A small Angle Grinder, wielded with care would do it.

Reply to
Dave Fawthrop

I did one through the wall instead not to spoil the door. Hire a 6 inch core drill , would make a hole big enough for most cats or you could hack a square hole perhaps? Then build up the catflap part on the inside or outside.

cheers

Jacob

Reply to
owdman

Jigsaw will work fine, with regular metal cutting blades. The blade will get hot enough to melt/burn the foam, and this might gunge up the blade, so I suggest you buy more than one.

Also, protect the door surface from the base of the jigsaw which will mark it if they are in direct contact, and you'll probably need some ear defenders.

Reply to
Andrew Gabriel

That often seems to be a better solution, but people tend to shy away from it.

Reply to
Rob Morley

It is an option, and it did get approval from the missus. Sadly, there is no convenient place to put it through the wall. Besides, I figure it'd be easier to repair/replace the door than to repair/replace the wall!

Cheers Chris

Reply to
Chris Styles

As others have said, an HSS jigsaw blade will do it fine, but make absolutely sure it's either long enough to go right through the door even at the innermost end of it's travel, or short enough to never get to the opposite skin. Otherwise you could end-up knocking a huge inverse dent into the opposite side of the door.

If it was me, I'd reach for the angle-grinder.

Cheers,

Colin.

Reply to
Colin Stamp

Yes a jigsaw will do the job - you may be better off with a short blade so that you can cut out the inside and outside sections separately. What is TC? I haven't seen tungsten carbide jigsaw blades (except tile cuting type). HSS is fine - use slow speed, low pendulum, keep firm control so as not to let the thing jump, fine pitched teeth. Don't go at it fast or the blade will get hot. A drop of oil smeared on the surface may or may not be worthwhile.

Reply to
Chris Bacon

I've done a couple in steel doors and a standard metal cutting blade in a jigsaw works fine. It's only fairly thin mild steel in the doors.

Reply to
Peter Parry

Depends on the wall. If it's brick outside just carefully remove the bricks and save them, then repair is a matter of mixing some mortar and sticking them back in. Inside, patching a small area of plaster is easy, invisible repairs to wallpaper less so. In those sort of cases repair cost and effort is fairly minimal. But without a suitable location that's moot anyway.

Reply to
Rob Morley

Flexible blades are useless for cutting when not under tension.
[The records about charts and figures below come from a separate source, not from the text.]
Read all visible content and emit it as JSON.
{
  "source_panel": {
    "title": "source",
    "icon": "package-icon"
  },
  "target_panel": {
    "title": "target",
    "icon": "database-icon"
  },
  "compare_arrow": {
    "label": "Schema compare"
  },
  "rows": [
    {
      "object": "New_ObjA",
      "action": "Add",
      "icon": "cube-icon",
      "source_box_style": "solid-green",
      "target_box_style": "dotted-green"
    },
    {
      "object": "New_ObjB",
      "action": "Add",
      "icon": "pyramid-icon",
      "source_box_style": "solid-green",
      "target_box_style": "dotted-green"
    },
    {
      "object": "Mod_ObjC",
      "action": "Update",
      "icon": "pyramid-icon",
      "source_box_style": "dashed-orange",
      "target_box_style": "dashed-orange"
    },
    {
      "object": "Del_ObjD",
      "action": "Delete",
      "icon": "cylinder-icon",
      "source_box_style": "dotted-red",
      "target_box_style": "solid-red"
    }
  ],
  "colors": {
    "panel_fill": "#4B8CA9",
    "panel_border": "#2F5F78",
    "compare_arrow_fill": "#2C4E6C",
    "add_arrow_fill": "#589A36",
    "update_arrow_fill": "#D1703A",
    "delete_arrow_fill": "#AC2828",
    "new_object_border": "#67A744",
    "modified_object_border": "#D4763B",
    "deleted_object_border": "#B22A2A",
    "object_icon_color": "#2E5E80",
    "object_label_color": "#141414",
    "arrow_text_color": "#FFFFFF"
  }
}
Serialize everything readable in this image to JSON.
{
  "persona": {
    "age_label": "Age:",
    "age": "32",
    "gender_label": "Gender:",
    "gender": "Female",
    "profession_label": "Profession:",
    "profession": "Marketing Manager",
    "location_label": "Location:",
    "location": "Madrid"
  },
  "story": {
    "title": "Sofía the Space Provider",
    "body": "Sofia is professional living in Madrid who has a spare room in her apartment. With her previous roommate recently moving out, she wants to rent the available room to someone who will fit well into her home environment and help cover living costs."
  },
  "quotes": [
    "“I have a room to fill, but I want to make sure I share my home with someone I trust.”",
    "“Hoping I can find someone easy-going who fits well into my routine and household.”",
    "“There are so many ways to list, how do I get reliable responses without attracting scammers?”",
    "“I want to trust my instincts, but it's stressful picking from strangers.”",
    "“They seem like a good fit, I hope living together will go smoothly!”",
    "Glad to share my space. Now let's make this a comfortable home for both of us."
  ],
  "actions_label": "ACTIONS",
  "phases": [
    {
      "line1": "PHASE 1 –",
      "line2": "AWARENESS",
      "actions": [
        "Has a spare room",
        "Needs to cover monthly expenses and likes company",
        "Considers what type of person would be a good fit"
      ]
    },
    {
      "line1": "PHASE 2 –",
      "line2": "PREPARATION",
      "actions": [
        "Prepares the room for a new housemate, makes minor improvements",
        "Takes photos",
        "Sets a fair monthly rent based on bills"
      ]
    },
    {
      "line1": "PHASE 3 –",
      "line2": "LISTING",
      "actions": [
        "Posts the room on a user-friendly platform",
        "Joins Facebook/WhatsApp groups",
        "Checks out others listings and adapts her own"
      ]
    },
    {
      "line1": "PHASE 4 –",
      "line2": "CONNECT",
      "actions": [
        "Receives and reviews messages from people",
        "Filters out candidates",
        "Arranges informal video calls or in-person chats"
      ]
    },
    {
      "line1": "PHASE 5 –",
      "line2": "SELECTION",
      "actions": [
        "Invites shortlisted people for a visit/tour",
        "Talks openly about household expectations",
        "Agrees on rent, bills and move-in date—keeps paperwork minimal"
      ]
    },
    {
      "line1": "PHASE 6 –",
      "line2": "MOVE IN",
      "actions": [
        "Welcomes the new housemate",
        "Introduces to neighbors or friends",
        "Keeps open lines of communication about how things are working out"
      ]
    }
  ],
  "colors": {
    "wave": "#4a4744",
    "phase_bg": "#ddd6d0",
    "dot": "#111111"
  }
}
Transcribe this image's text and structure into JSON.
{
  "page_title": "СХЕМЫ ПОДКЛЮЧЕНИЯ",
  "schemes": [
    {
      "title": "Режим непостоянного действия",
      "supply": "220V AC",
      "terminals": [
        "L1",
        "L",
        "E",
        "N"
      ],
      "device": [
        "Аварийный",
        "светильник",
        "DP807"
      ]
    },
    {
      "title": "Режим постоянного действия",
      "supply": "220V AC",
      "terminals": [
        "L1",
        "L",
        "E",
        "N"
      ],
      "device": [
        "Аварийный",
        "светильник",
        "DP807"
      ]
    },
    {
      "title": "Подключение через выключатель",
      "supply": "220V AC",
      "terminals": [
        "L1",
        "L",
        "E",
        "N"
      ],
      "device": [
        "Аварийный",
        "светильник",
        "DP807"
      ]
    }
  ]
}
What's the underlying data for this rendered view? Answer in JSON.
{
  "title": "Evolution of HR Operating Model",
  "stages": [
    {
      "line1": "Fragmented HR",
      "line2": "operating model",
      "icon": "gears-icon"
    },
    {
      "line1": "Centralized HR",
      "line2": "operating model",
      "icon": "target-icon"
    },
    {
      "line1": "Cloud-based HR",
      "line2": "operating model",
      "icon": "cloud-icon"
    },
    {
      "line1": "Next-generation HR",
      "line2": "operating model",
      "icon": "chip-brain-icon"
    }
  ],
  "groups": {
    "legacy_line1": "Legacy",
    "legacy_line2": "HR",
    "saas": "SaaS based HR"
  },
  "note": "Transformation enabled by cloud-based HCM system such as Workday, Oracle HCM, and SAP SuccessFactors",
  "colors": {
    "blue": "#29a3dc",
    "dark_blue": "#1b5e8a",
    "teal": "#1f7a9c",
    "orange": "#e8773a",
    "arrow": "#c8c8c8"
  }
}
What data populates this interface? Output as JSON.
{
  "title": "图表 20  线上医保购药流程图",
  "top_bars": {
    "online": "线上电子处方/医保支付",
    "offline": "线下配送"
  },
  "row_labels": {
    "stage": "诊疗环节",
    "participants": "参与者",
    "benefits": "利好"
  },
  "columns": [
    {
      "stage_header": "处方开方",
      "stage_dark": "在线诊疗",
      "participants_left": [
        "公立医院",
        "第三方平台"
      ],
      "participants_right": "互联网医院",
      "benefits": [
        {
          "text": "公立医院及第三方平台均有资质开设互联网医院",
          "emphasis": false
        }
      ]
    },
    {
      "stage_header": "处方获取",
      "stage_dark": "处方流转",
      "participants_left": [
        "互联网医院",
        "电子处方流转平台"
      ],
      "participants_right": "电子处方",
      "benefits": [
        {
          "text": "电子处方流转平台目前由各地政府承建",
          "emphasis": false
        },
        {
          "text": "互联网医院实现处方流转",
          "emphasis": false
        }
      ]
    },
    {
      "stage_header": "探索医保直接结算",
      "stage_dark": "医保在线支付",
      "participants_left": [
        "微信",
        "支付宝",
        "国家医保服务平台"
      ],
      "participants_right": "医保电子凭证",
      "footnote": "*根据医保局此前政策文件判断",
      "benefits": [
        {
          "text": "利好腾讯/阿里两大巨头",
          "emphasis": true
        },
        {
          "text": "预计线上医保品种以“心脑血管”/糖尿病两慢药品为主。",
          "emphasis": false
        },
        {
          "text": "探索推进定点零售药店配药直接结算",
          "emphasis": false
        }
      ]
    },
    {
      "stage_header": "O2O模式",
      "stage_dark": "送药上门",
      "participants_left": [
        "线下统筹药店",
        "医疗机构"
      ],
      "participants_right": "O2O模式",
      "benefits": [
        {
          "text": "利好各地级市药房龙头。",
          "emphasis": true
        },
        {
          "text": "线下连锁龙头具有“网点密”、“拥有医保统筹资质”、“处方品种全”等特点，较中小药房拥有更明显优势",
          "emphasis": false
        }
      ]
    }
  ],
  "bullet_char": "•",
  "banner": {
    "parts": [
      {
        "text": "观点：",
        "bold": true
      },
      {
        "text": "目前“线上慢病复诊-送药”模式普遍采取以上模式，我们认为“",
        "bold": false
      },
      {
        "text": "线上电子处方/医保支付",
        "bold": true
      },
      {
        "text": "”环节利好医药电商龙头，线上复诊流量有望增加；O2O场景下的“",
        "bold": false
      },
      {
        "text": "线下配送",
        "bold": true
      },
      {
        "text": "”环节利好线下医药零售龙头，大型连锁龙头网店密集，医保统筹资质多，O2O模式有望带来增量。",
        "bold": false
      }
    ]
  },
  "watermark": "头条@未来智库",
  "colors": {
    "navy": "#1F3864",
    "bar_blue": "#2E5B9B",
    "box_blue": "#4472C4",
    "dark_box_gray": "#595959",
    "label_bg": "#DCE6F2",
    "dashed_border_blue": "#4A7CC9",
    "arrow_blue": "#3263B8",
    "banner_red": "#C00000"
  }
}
Rigid blades are really the only way to cut safely using a blade that is unsupported or restrained only over part of its length.

50 layers of newspaper triple wrapped and covering the end of the blade followed by half a dozen layers of gaffa tape is not going anywhere. I'd use either a proper padsaw or a jigsaw but building up a handle for a one off job out of available household materials can give just as safe a solution. It's just two 1.5mm skins of steel FFS!

Oh and despite the hype flexible blades can snap too.

Reply to
Matt

So cut on the pull and tension is applied.

I find a bit of rag tightly wrapped works fine for occasional use, but I only use that sort of arrangement for cutting small components where access is a problem.